I’ll never lift my head again!” Her rush of emotion quite choked her.

  “My fine, brave soldier of a son!” she burst out, recovering herself. “You did well, now, to choose a lassie alone, with neither father nor mother to defend her from you!”

  “Mother!” he cried.

  “Jeannie’s wee Chirstie!” she went on. “No one else could please you, I suppose! Oh, she did well to die when her son was but a laddie!”

  Wretchedly ashamed of his deceit as he was, he was not able to take more of her reproof without trying to defend himself.

  “I didn’t mean any harm!” he mumbled. “I didn’t think.” That was what Peter had said.

  “And why did you not think!” she demanded, furiously. “Have you no mind of your own! You didn’t know what you were doing, I suppose! Oh, that I should have a son who is a fool!”
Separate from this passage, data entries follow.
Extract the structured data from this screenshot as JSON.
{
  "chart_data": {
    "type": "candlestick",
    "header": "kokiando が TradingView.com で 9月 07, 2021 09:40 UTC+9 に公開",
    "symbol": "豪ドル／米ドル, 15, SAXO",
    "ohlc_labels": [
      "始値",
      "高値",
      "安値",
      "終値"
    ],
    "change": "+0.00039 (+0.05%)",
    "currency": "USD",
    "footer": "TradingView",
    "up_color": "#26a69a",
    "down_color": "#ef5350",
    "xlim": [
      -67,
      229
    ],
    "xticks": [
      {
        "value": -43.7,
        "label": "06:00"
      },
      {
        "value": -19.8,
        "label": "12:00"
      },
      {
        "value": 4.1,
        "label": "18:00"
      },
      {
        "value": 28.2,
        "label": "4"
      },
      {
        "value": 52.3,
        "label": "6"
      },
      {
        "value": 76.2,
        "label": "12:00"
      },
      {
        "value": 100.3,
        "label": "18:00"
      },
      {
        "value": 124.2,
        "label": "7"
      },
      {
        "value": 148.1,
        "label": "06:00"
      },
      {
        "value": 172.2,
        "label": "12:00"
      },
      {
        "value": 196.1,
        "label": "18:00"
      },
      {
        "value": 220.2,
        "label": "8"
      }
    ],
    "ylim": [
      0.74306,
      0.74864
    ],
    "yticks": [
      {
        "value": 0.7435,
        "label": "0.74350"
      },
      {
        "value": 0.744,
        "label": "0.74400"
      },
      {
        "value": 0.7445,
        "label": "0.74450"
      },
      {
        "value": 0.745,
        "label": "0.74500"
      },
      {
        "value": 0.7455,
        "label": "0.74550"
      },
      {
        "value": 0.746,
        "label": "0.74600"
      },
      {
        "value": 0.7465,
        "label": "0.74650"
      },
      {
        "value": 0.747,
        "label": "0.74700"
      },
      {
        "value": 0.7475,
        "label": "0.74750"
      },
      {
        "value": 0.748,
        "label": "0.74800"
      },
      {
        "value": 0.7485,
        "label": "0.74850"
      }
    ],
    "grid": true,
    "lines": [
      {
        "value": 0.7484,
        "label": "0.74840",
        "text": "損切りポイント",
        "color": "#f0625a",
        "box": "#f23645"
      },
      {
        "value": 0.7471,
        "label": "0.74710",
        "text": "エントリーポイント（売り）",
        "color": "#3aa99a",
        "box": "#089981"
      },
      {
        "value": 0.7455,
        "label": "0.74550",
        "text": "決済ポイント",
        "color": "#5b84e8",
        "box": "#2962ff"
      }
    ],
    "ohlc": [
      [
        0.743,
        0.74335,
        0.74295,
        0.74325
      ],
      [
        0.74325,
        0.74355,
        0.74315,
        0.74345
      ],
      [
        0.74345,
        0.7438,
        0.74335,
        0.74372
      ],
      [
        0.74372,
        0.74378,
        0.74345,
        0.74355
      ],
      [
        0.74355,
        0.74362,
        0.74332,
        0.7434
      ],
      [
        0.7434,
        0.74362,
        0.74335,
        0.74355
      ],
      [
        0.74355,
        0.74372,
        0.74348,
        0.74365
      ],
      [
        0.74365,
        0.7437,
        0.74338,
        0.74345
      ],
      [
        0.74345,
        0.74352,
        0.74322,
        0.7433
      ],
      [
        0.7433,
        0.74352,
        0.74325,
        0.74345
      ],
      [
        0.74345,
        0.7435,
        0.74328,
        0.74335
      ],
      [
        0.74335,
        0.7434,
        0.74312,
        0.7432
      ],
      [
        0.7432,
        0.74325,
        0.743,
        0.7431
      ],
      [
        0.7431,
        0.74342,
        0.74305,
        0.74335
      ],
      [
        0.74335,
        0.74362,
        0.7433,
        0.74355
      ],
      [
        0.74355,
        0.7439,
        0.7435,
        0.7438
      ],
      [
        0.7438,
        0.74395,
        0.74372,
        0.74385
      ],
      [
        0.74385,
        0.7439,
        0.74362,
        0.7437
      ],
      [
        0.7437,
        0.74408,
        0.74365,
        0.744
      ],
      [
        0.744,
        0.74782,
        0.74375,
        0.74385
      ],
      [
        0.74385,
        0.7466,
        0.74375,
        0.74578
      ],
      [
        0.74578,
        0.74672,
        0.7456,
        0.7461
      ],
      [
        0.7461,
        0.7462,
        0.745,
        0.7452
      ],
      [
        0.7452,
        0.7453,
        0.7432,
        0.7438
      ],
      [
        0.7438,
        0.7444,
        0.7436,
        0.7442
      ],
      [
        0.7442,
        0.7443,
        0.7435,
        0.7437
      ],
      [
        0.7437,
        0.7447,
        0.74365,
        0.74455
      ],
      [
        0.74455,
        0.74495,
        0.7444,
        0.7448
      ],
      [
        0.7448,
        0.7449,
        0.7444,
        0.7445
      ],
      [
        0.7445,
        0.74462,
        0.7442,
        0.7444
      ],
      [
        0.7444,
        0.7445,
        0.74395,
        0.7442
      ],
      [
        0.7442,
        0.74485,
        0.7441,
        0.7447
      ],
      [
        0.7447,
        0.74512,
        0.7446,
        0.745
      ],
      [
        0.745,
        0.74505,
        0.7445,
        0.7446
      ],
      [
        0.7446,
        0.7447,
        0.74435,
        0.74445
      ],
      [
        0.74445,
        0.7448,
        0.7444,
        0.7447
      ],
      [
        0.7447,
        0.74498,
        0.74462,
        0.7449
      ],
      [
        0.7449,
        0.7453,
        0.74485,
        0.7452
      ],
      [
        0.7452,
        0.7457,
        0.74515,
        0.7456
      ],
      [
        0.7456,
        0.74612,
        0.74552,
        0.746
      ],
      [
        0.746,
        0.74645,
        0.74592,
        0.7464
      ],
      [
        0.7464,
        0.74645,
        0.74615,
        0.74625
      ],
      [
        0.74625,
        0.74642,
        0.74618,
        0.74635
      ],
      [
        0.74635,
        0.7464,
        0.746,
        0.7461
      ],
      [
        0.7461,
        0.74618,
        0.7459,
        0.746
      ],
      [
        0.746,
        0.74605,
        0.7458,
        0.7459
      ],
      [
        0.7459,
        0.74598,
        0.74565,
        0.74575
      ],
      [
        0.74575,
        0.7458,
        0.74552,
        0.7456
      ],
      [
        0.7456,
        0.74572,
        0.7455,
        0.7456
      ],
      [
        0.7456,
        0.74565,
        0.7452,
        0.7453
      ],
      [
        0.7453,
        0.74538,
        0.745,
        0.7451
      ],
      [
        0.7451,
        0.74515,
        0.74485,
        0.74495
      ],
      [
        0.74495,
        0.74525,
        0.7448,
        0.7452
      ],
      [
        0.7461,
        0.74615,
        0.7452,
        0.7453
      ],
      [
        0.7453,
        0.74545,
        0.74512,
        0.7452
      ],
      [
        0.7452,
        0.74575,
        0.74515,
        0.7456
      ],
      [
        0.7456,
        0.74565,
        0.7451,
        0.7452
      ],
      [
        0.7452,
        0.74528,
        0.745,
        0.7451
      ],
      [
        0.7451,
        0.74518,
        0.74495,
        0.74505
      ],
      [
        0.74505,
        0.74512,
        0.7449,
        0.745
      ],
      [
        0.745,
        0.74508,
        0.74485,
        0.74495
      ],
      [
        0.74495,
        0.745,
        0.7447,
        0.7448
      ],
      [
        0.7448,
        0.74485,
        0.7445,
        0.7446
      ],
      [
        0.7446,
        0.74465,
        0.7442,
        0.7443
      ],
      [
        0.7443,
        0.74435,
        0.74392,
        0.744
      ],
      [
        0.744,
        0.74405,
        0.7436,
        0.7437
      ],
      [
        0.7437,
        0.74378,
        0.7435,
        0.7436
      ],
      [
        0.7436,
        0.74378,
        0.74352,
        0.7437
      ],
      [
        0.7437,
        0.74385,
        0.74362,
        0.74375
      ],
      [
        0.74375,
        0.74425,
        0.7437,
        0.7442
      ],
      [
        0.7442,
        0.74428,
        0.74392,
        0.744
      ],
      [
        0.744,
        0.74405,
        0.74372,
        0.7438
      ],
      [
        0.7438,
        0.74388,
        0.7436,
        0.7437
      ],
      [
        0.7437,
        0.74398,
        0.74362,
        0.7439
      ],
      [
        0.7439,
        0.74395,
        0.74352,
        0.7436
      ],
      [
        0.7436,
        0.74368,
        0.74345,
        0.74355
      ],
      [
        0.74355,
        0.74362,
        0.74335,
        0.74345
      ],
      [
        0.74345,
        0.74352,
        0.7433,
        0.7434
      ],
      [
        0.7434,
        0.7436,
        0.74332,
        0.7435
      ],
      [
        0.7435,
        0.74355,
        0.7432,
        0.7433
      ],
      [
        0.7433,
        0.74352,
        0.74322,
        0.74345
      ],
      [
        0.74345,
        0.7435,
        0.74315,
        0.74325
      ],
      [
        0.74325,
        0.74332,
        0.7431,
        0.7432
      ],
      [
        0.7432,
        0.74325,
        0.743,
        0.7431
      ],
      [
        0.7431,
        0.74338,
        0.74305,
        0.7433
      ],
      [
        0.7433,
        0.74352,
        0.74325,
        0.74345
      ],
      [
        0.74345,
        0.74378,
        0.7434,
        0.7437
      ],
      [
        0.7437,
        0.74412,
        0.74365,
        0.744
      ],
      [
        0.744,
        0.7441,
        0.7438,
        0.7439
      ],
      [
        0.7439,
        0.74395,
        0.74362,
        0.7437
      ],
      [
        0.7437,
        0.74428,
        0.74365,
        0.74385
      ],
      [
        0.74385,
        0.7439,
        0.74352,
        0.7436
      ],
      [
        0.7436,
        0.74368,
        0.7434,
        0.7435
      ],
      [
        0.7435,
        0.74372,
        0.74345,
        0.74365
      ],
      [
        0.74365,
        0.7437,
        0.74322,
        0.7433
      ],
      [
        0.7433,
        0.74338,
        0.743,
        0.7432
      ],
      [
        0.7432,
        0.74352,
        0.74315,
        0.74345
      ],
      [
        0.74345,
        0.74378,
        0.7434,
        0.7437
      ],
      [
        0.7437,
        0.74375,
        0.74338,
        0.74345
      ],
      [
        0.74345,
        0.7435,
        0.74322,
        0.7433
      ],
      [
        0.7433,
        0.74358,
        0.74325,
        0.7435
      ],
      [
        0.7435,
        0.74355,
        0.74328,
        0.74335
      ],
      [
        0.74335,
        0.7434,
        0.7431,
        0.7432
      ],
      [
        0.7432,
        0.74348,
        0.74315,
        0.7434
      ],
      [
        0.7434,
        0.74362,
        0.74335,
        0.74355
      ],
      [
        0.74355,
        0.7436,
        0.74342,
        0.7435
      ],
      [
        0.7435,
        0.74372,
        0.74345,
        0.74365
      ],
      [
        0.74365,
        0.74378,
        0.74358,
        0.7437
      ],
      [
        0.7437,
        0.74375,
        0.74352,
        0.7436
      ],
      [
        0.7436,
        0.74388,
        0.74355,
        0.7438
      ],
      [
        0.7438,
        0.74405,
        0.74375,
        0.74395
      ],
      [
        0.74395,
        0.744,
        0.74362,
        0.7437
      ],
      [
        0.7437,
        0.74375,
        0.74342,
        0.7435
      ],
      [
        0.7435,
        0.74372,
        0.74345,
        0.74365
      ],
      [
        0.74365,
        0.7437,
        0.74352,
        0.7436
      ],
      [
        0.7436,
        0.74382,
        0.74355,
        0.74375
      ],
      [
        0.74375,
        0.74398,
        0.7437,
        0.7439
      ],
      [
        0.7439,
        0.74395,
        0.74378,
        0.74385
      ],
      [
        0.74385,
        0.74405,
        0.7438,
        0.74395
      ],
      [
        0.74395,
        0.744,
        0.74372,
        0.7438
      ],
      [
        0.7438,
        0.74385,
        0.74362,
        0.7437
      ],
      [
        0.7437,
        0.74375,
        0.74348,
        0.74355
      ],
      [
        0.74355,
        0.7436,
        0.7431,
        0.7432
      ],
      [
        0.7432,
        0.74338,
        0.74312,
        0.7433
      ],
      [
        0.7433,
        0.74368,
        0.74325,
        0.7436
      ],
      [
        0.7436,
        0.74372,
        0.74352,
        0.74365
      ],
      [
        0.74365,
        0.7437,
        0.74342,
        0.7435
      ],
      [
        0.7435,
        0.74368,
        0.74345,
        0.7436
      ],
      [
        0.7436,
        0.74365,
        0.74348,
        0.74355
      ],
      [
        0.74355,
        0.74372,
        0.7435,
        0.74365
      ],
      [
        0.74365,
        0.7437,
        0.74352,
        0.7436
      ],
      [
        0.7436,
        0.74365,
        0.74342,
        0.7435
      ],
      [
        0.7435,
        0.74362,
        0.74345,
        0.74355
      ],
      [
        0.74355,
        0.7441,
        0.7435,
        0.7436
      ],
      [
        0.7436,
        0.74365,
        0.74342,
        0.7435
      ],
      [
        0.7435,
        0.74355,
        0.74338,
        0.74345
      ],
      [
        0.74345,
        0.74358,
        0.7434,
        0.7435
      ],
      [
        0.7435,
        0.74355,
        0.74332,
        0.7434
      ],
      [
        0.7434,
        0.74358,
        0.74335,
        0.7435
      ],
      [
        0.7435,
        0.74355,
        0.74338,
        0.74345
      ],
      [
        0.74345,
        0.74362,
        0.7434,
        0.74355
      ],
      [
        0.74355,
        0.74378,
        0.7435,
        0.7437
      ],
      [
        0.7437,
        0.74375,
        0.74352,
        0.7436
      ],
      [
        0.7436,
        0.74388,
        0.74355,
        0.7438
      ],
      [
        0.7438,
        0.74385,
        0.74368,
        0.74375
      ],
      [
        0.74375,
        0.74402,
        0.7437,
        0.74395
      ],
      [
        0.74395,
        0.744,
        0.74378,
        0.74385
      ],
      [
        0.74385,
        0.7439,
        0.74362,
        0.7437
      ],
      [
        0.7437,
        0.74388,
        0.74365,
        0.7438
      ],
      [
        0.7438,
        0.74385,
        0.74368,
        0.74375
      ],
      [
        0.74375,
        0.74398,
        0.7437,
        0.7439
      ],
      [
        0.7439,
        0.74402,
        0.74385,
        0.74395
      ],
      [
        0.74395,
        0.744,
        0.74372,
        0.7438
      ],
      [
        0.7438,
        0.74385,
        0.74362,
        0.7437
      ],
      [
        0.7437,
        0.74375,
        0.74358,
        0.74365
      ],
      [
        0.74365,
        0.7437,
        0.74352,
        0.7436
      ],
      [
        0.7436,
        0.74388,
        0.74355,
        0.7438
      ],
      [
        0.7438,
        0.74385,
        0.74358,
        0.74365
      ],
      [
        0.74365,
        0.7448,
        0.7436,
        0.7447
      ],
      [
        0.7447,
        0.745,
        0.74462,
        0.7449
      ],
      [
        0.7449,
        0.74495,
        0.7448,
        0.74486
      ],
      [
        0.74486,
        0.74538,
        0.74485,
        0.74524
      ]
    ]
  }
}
  How terrible mothers are! Fool was a word she hated so greatly that she never allowed her children to pronounce it. It was her ultimate condemnation. He had never heard her use it before. And now she used it for him!

  “This is why you have been ailing all summer! You’d reason to be! Did you think you could do evil and prosper?”

  He wasn’t going to stand any more of that tone. He got up.

  “I’ll be going,” he exclaimed. “There’s no place for me here!” No sooner had he used those words than he regretted them. They might seem to appeal to her pity. That was what he had said once when he was a little lad, upon seeing a new baby in her arms, and afterwards, whenever she had shown him a new child, she had reminded him of it gayly.

  “Don’t go!” she answered, unrelenting. “There is always a place for you, whatever you elect to do. This is a sore stroke, Wully!” Then she added, wearily and passionately,

  “When I was a girl, I wanted to be some great person. And when you all were born, I wanted only to have you great men. And when you grew up, I prayed you might be at least honest. And I’m not to have even that, it seems.”